Not everything needs to be disrupted

Old Man in bookstoreYesterday I returned from a two-week vacation through Europe.   I had the opportunity to explore many of the ancient sites, works of art and small retail stores throughout France, Venice, Florence and Rome.


Like many tourists I spent countless hours walking down cobblestone streets, exploring small alleyways, hidden art studios, tiny bookstores, coffee shops and countless other simple, yet beautiful businesses. Much of what I experienced was very old and often inefficient and yet…


It was perfect exactly as it was.


It was OK watching the sunset just a bit longer as I waited for a cappuccino. I was fine stumbling on a book, that although it might not be the perfect book (i.e. fully researched online), it was the right book for the moment and perhaps brought me a bit of wisdom I had not expected, yet just what I needed.   I also enjoyed chatting with the 78-year-old bookstore owner as he shared his passion for a particular author, and his small store, which he had been running for 25 years with his wife and daughter.

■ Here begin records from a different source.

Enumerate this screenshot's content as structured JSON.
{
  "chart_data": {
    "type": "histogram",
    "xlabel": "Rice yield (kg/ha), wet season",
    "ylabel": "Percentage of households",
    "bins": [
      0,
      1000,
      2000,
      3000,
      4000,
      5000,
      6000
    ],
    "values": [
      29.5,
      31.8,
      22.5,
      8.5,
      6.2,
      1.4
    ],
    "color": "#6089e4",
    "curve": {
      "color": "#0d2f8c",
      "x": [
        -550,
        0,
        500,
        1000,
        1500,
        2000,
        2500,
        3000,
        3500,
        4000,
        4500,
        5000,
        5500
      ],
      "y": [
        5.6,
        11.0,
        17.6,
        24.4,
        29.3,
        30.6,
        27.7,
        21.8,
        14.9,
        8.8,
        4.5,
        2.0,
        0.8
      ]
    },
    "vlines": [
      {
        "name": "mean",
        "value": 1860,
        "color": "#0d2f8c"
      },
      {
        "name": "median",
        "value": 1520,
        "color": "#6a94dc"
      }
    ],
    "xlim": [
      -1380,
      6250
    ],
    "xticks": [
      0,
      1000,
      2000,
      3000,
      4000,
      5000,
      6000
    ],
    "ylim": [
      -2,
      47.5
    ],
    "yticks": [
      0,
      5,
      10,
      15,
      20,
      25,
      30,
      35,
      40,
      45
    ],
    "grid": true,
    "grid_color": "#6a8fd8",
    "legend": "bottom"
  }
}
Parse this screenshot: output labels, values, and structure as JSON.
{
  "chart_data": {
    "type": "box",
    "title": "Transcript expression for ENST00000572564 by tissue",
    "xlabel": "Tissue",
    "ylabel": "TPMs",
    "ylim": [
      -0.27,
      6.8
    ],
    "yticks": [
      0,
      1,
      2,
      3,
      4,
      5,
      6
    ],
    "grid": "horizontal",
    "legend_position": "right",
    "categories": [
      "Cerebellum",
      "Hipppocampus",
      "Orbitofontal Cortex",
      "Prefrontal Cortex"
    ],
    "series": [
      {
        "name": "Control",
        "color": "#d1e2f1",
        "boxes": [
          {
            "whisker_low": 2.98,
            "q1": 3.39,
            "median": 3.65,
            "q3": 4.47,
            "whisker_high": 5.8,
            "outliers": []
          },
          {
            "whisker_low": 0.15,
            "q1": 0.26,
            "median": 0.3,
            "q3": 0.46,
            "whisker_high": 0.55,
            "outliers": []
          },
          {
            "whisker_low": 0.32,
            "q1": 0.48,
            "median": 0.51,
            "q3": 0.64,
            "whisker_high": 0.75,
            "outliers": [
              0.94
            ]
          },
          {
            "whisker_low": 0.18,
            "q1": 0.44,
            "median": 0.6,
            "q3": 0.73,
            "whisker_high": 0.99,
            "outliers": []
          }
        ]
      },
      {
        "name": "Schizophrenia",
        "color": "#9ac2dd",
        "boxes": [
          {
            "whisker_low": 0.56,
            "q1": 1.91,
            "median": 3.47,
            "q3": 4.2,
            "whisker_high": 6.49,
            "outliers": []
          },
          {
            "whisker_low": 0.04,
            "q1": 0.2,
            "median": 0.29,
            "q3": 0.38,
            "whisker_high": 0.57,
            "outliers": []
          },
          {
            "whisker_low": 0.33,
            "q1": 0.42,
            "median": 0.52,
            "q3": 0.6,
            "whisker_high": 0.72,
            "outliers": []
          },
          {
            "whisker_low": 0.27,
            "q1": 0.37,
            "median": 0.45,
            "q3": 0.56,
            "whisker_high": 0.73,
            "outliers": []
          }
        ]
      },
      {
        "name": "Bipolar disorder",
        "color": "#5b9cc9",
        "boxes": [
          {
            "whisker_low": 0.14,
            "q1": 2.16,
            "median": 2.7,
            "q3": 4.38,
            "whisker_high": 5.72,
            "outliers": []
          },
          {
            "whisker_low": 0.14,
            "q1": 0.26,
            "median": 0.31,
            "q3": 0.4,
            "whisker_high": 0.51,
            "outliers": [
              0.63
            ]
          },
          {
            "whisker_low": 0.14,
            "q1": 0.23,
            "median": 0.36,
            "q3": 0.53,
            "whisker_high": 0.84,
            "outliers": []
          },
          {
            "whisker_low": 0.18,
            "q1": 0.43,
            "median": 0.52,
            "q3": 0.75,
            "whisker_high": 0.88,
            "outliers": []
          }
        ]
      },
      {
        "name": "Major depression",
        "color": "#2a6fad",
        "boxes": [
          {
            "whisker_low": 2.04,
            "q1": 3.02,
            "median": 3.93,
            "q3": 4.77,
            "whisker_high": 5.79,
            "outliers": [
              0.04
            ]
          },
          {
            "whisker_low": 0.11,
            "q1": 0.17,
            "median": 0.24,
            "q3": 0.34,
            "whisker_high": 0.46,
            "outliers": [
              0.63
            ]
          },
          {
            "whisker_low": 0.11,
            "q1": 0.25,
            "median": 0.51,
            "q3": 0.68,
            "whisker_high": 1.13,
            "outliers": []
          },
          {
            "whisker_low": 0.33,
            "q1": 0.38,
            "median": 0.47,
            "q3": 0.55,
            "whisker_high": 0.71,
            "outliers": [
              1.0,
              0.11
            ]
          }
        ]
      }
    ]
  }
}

Working in Silicon Valley I often feel that many people have the attitude that EVERYTHING needs to be “disrupted.”   As though the idea of changing something is in itself is of inherent value.   That everything must be, and should be “improved.”   Believe me, I’m not against change when it’s needed. I remember how hard it used to be to find a cab in San Francisco in the evening and give thanks when an Uber pulls up to my doorway right on time.  I understand that business must, because of the nature of our economic system, become more and more efficient.   But, with everything in life, there must be balance and perspective.

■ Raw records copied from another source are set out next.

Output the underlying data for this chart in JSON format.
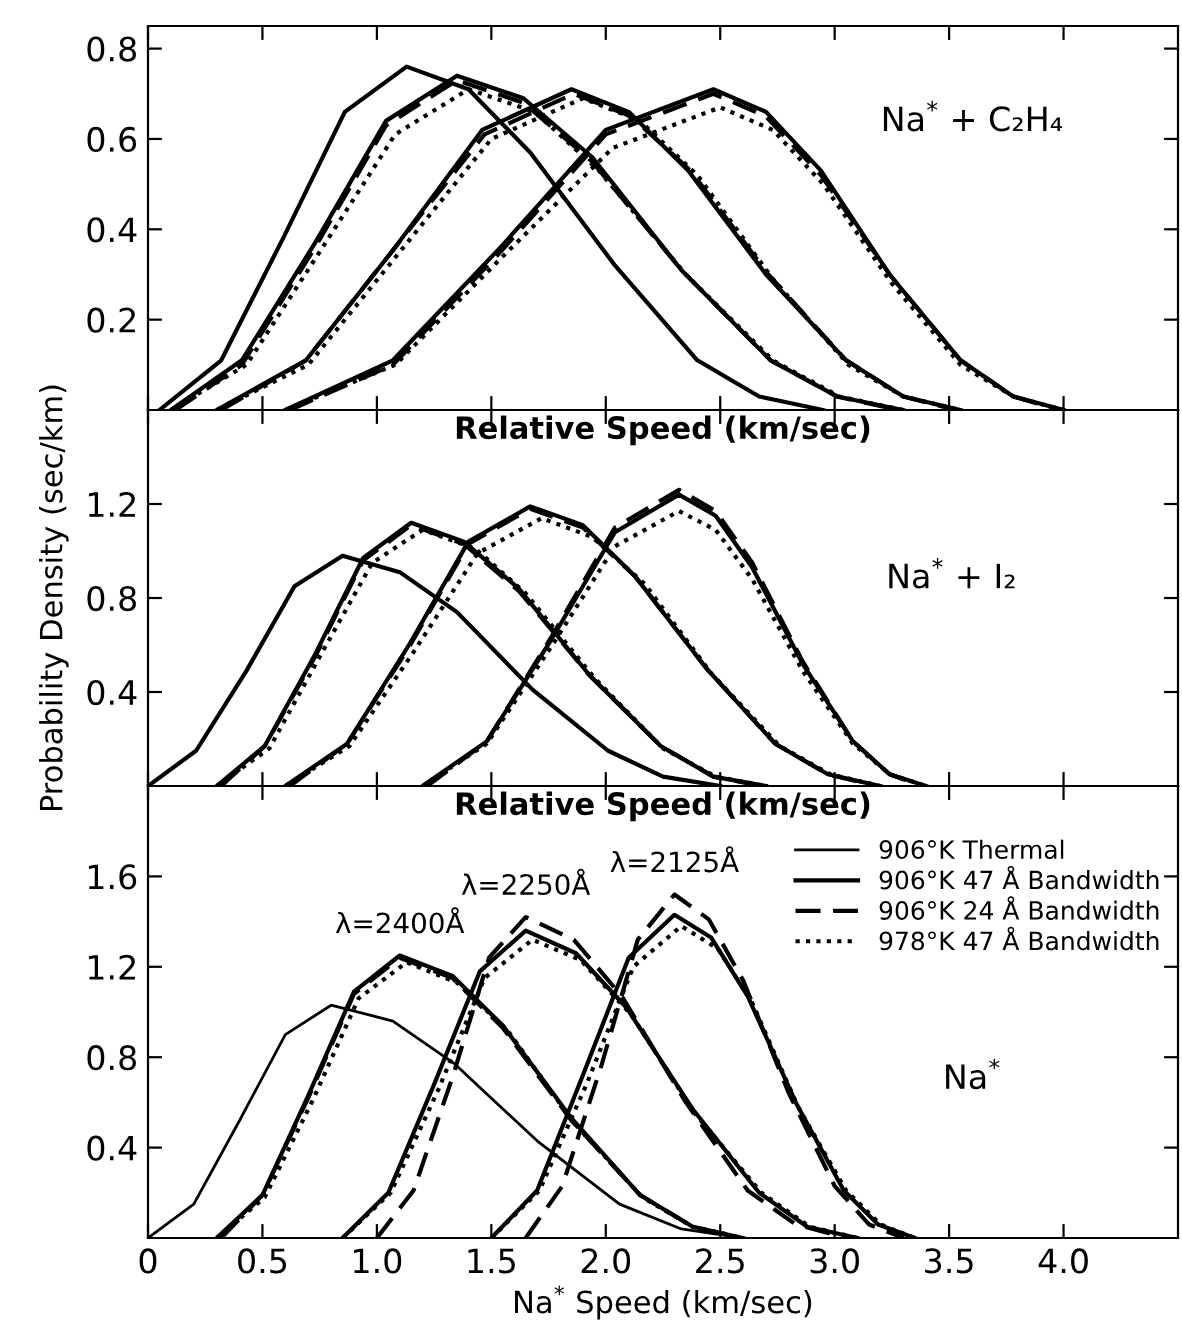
{
  "chart_data": [
    {
      "type": "line",
      "xlabel": "Relative Speed (km/sec)",
      "xlim": [
        0,
        4.5
      ],
      "ylim": [
        0,
        0.85
      ],
      "xticks": [
        0,
        0.5,
        1,
        1.5,
        2,
        2.5,
        3,
        3.5,
        4
      ],
      "yticks": [
        0.2,
        0.4,
        0.6,
        0.8
      ],
      "tick_labels": "y",
      "annotations": [
        "Na$^{*}$ + C₂H₄"
      ],
      "series": [
        {
          "color": "#000000",
          "line_style": "solid",
          "x": [
            0.05,
            0.32,
            0.59,
            0.86,
            1.13,
            1.4,
            1.67,
            2.04,
            2.4,
            2.67,
            2.95
          ],
          "values": [
            0,
            0.11,
            0.38,
            0.66,
            0.76,
            0.71,
            0.57,
            0.32,
            0.11,
            0.03,
            0
          ]
        },
        {
          "color": "#000000",
          "line_style": "solid",
          "x": [
            0.1,
            0.41,
            0.73,
            1.04,
            1.35,
            1.64,
            1.94,
            2.33,
            2.72,
            3.01,
            3.3
          ],
          "values": [
            0,
            0.11,
            0.37,
            0.64,
            0.74,
            0.69,
            0.56,
            0.31,
            0.11,
            0.03,
            0
          ]
        },
        {
          "color": "#000000",
          "line_style": "dashed",
          "x": [
            0.12,
            0.41,
            0.73,
            1.04,
            1.35,
            1.64,
            1.94,
            2.33,
            2.72,
            3.01,
            3.28
          ],
          "values": [
            0,
            0.1,
            0.36,
            0.63,
            0.73,
            0.68,
            0.55,
            0.31,
            0.11,
            0.03,
            0
          ]
        },
        {
          "color": "#000000",
          "line_style": "dotted",
          "x": [
            0.1,
            0.43,
            0.75,
            1.08,
            1.4,
            1.69,
            1.97,
            2.35,
            2.73,
            3.02,
            3.3
          ],
          "values": [
            0,
            0.1,
            0.35,
            0.61,
            0.71,
            0.66,
            0.53,
            0.3,
            0.11,
            0.03,
            0
          ]
        },
        {
          "color": "#000000",
          "line_style": "solid",
          "x": [
            0.3,
            0.69,
            1.08,
            1.46,
            1.85,
            2.1,
            2.36,
            2.7,
            3.05,
            3.3,
            3.55
          ],
          "values": [
            0,
            0.11,
            0.36,
            0.62,
            0.71,
            0.66,
            0.53,
            0.3,
            0.11,
            0.03,
            0
          ]
        },
        {
          "color": "#000000",
          "line_style": "dashed",
          "x": [
            0.32,
            0.69,
            1.08,
            1.47,
            1.86,
            2.11,
            2.37,
            2.71,
            3.05,
            3.3,
            3.53
          ],
          "values": [
            0,
            0.11,
            0.36,
            0.61,
            0.7,
            0.65,
            0.53,
            0.3,
            0.11,
            0.03,
            0
          ]
        },
        {
          "color": "#000000",
          "line_style": "dotted",
          "x": [
            0.3,
            0.7,
            1.1,
            1.5,
            1.9,
            2.15,
            2.4,
            2.73,
            3.06,
            3.3,
            3.55
          ],
          "values": [
            0,
            0.1,
            0.35,
            0.6,
            0.69,
            0.64,
            0.52,
            0.29,
            0.1,
            0.03,
            0
          ]
        },
        {
          "color": "#000000",
          "line_style": "solid",
          "x": [
            0.6,
            1.07,
            1.54,
            2.0,
            2.47,
            2.7,
            2.94,
            3.24,
            3.55,
            3.78,
            4.0
          ],
          "values": [
            0,
            0.11,
            0.36,
            0.62,
            0.71,
            0.66,
            0.53,
            0.3,
            0.11,
            0.03,
            0
          ]
        },
        {
          "color": "#000000",
          "line_style": "dashed",
          "x": [
            0.62,
            1.07,
            1.54,
            2.0,
            2.47,
            2.7,
            2.94,
            3.24,
            3.55,
            3.78,
            3.98
          ],
          "values": [
            0,
            0.1,
            0.35,
            0.61,
            0.7,
            0.65,
            0.52,
            0.3,
            0.11,
            0.03,
            0
          ]
        },
        {
          "color": "#000000",
          "line_style": "dotted",
          "x": [
            0.6,
            1.08,
            1.55,
            2.03,
            2.5,
            2.73,
            2.95,
            3.25,
            3.55,
            3.78,
            4.0
          ],
          "values": [
            0,
            0.1,
            0.34,
            0.58,
            0.67,
            0.62,
            0.5,
            0.28,
            0.1,
            0.03,
            0
          ]
        }
      ]
    },
    {
      "type": "line",
      "xlabel": "Relative Speed (km/sec)",
      "ylabel": "Probability Density (sec/km)",
      "xlim": [
        0,
        4.5
      ],
      "ylim": [
        0,
        1.6
      ],
      "xticks": [
        0,
        0.5,
        1,
        1.5,
        2,
        2.5,
        3,
        3.5,
        4
      ],
      "yticks": [
        0.4,
        0.8,
        1.2
      ],
      "tick_labels": "y",
      "annotations": [
        "Na$^{*}$ + I₂"
      ],
      "series": [
        {
          "color": "#000000",
          "line_style": "solid",
          "x": [
            0,
            0.21,
            0.43,
            0.64,
            0.85,
            1.1,
            1.35,
            1.68,
            2.01,
            2.25,
            2.5
          ],
          "values": [
            0,
            0.15,
            0.49,
            0.85,
            0.98,
            0.91,
            0.74,
            0.41,
            0.15,
            0.04,
            0
          ]
        },
        {
          "color": "#000000",
          "line_style": "solid",
          "x": [
            0.3,
            0.51,
            0.73,
            0.94,
            1.15,
            1.38,
            1.62,
            1.93,
            2.24,
            2.47,
            2.7
          ],
          "values": [
            0,
            0.17,
            0.56,
            0.97,
            1.12,
            1.04,
            0.84,
            0.47,
            0.17,
            0.04,
            0
          ]
        },
        {
          "color": "#000000",
          "line_style": "dashed",
          "x": [
            0.32,
            0.51,
            0.73,
            0.94,
            1.15,
            1.38,
            1.62,
            1.93,
            2.24,
            2.47,
            2.68
          ],
          "values": [
            0,
            0.17,
            0.55,
            0.96,
            1.11,
            1.03,
            0.83,
            0.47,
            0.17,
            0.04,
            0
          ]
        },
        {
          "color": "#000000",
          "line_style": "dotted",
          "x": [
            0.3,
            0.53,
            0.75,
            0.98,
            1.2,
            1.43,
            1.65,
            1.95,
            2.25,
            2.48,
            2.7
          ],
          "values": [
            0,
            0.16,
            0.55,
            0.95,
            1.09,
            1.01,
            0.82,
            0.46,
            0.16,
            0.04,
            0
          ]
        },
        {
          "color": "#000000",
          "line_style": "solid",
          "x": [
            0.6,
            0.87,
            1.14,
            1.4,
            1.67,
            1.9,
            2.13,
            2.44,
            2.74,
            2.97,
            3.2
          ],
          "values": [
            0,
            0.18,
            0.6,
            1.04,
            1.19,
            1.11,
            0.89,
            0.5,
            0.18,
            0.05,
            0
          ]
        },
        {
          "color": "#000000",
          "line_style": "dashed",
          "x": [
            0.62,
            0.87,
            1.14,
            1.4,
            1.67,
            1.9,
            2.13,
            2.44,
            2.74,
            2.97,
            3.18
          ],
          "values": [
            0,
            0.18,
            0.59,
            1.03,
            1.18,
            1.1,
            0.89,
            0.5,
            0.18,
            0.05,
            0
          ]
        },
        {
          "color": "#000000",
          "line_style": "dotted",
          "x": [
            0.6,
            0.88,
            1.16,
            1.44,
            1.72,
            1.94,
            2.17,
            2.46,
            2.76,
            2.98,
            3.2
          ],
          "values": [
            0,
            0.17,
            0.57,
            0.99,
            1.14,
            1.06,
            0.86,
            0.48,
            0.17,
            0.05,
            0
          ]
        },
        {
          "color": "#000000",
          "line_style": "solid",
          "x": [
            1.2,
            1.48,
            1.76,
            2.04,
            2.32,
            2.48,
            2.64,
            2.86,
            3.08,
            3.24,
            3.4
          ],
          "values": [
            0,
            0.19,
            0.62,
            1.08,
            1.24,
            1.15,
            0.93,
            0.52,
            0.19,
            0.05,
            0
          ]
        },
        {
          "color": "#000000",
          "line_style": "dashed",
          "x": [
            1.22,
            1.48,
            1.76,
            2.04,
            2.32,
            2.48,
            2.64,
            2.86,
            3.08,
            3.24,
            3.38
          ],
          "values": [
            0,
            0.19,
            0.63,
            1.1,
            1.26,
            1.17,
            0.95,
            0.53,
            0.19,
            0.05,
            0
          ]
        },
        {
          "color": "#000000",
          "line_style": "dotted",
          "x": [
            1.2,
            1.48,
            1.76,
            2.04,
            2.32,
            2.48,
            2.64,
            2.86,
            3.08,
            3.24,
            3.4
          ],
          "values": [
            0,
            0.18,
            0.59,
            1.02,
            1.17,
            1.09,
            0.88,
            0.49,
            0.18,
            0.05,
            0
          ]
        }
      ]
    },
    {
      "type": "line",
      "xlabel": "Na$^{*}$ Speed (km/sec)",
      "xlim": [
        0,
        4.5
      ],
      "ylim": [
        0,
        2.0
      ],
      "xticks": [
        0,
        0.5,
        {
          "value": 1,
          "label": "1.0"
        },
        1.5,
        {
          "value": 2,
          "label": "2.0"
        },
        2.5,
        {
          "value": 3,
          "label": "3.0"
        },
        3.5,
        {
          "value": 4,
          "label": "4.0"
        }
      ],
      "yticks": [
        0.4,
        0.8,
        1.2,
        1.6
      ],
      "legend": "top right",
      "annotations": [
        {
          "text": "λ=2400Å",
          "x": 1.1,
          "y": 1.25
        },
        {
          "text": "λ=2250Å",
          "x": 1.65,
          "y": 1.42
        },
        {
          "text": "λ=2125Å",
          "x": 2.3,
          "y": 1.52
        },
        "Na$^{*}$"
      ],
      "series": [
        {
          "name": "906°K Thermal",
          "color": "#000000",
          "line_style": "solid",
          "x": [
            0,
            0.2,
            0.4,
            0.6,
            0.8,
            1.07,
            1.34,
            1.7,
            2.06,
            2.33,
            2.6
          ],
          "values": [
            0,
            0.15,
            0.52,
            0.9,
            1.03,
            0.96,
            0.77,
            0.43,
            0.15,
            0.04,
            0
          ]
        },
        {
          "name": "906°K 47 Å Bandwidth",
          "color": "#000000",
          "line_style": "solid",
          "x": [
            0.3,
            0.5,
            0.7,
            0.9,
            1.1,
            1.33,
            1.55,
            1.85,
            2.15,
            2.38,
            2.6
          ],
          "values": [
            0,
            0.19,
            0.63,
            1.09,
            1.25,
            1.16,
            0.94,
            0.53,
            0.19,
            0.05,
            0
          ]
        },
        {
          "name": "906°K 24 Å Bandwidth",
          "color": "#000000",
          "line_style": "dashed",
          "x": [
            0.32,
            0.5,
            0.7,
            0.9,
            1.1,
            1.33,
            1.55,
            1.85,
            2.15,
            2.38,
            2.58
          ],
          "values": [
            0,
            0.19,
            0.62,
            1.08,
            1.24,
            1.15,
            0.93,
            0.52,
            0.19,
            0.05,
            0
          ]
        },
        {
          "name": "978°K 47 Å Bandwidth",
          "color": "#000000",
          "line_style": "dotted",
          "x": [
            0.3,
            0.51,
            0.72,
            0.92,
            1.13,
            1.35,
            1.57,
            1.86,
            2.16,
            2.38,
            2.6
          ],
          "values": [
            0,
            0.18,
            0.61,
            1.06,
            1.22,
            1.13,
            0.92,
            0.51,
            0.18,
            0.05,
            0
          ]
        },
        {
          "color": "#000000",
          "line_style": "solid",
          "x": [
            0.85,
            1.05,
            1.25,
            1.45,
            1.65,
            1.87,
            2.09,
            2.38,
            2.67,
            2.88,
            3.1
          ],
          "values": [
            0,
            0.2,
            0.68,
            1.18,
            1.36,
            1.26,
            1.02,
            0.57,
            0.2,
            0.05,
            0
          ]
        },
        {
          "color": "#000000",
          "line_style": "dashed",
          "x": [
            1.0,
            1.16,
            1.33,
            1.49,
            1.65,
            1.86,
            2.07,
            2.35,
            2.62,
            2.83,
            3.05
          ],
          "values": [
            0,
            0.21,
            0.71,
            1.24,
            1.42,
            1.32,
            1.07,
            0.6,
            0.21,
            0.06,
            0
          ]
        },
        {
          "color": "#000000",
          "line_style": "dotted",
          "x": [
            0.85,
            1.06,
            1.27,
            1.47,
            1.68,
            1.89,
            2.11,
            2.39,
            2.68,
            2.89,
            3.1
          ],
          "values": [
            0,
            0.2,
            0.66,
            1.15,
            1.32,
            1.23,
            0.99,
            0.55,
            0.2,
            0.05,
            0
          ]
        },
        {
          "color": "#000000",
          "line_style": "solid",
          "x": [
            1.5,
            1.7,
            1.9,
            2.1,
            2.3,
            2.46,
            2.62,
            2.83,
            3.04,
            3.19,
            3.35
          ],
          "values": [
            0,
            0.21,
            0.72,
            1.24,
            1.43,
            1.33,
            1.07,
            0.6,
            0.21,
            0.06,
            0
          ]
        },
        {
          "color": "#000000",
          "line_style": "dashed",
          "x": [
            1.65,
            1.81,
            1.98,
            2.14,
            2.3,
            2.45,
            2.6,
            2.8,
            3.0,
            3.15,
            3.3
          ],
          "values": [
            0,
            0.23,
            0.76,
            1.32,
            1.52,
            1.41,
            1.14,
            0.64,
            0.23,
            0.06,
            0
          ]
        },
        {
          "color": "#000000",
          "line_style": "dotted",
          "x": [
            1.5,
            1.71,
            1.92,
            2.12,
            2.33,
            2.49,
            2.64,
            2.84,
            3.05,
            3.2,
            3.35
          ],
          "values": [
            0,
            0.21,
            0.69,
            1.2,
            1.38,
            1.28,
            1.04,
            0.58,
            0.21,
            0.06,
            0
          ]
        }
      ]
    }
  ]
}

Just because some things should be changed doesn’t mean somehow all things should or that the mindset of constantly searching the world with a view on how to disrupt it is a healthy one. There is so much that is perfect as it is, so much that is beautiful in the chaos and disorder of our world.


Seeing so much ancient history in my recent adventure reminded me that we should be careful about what we change or don’t change.   It’s important to remember the end game.


Just because you can, doesn’t mean you should.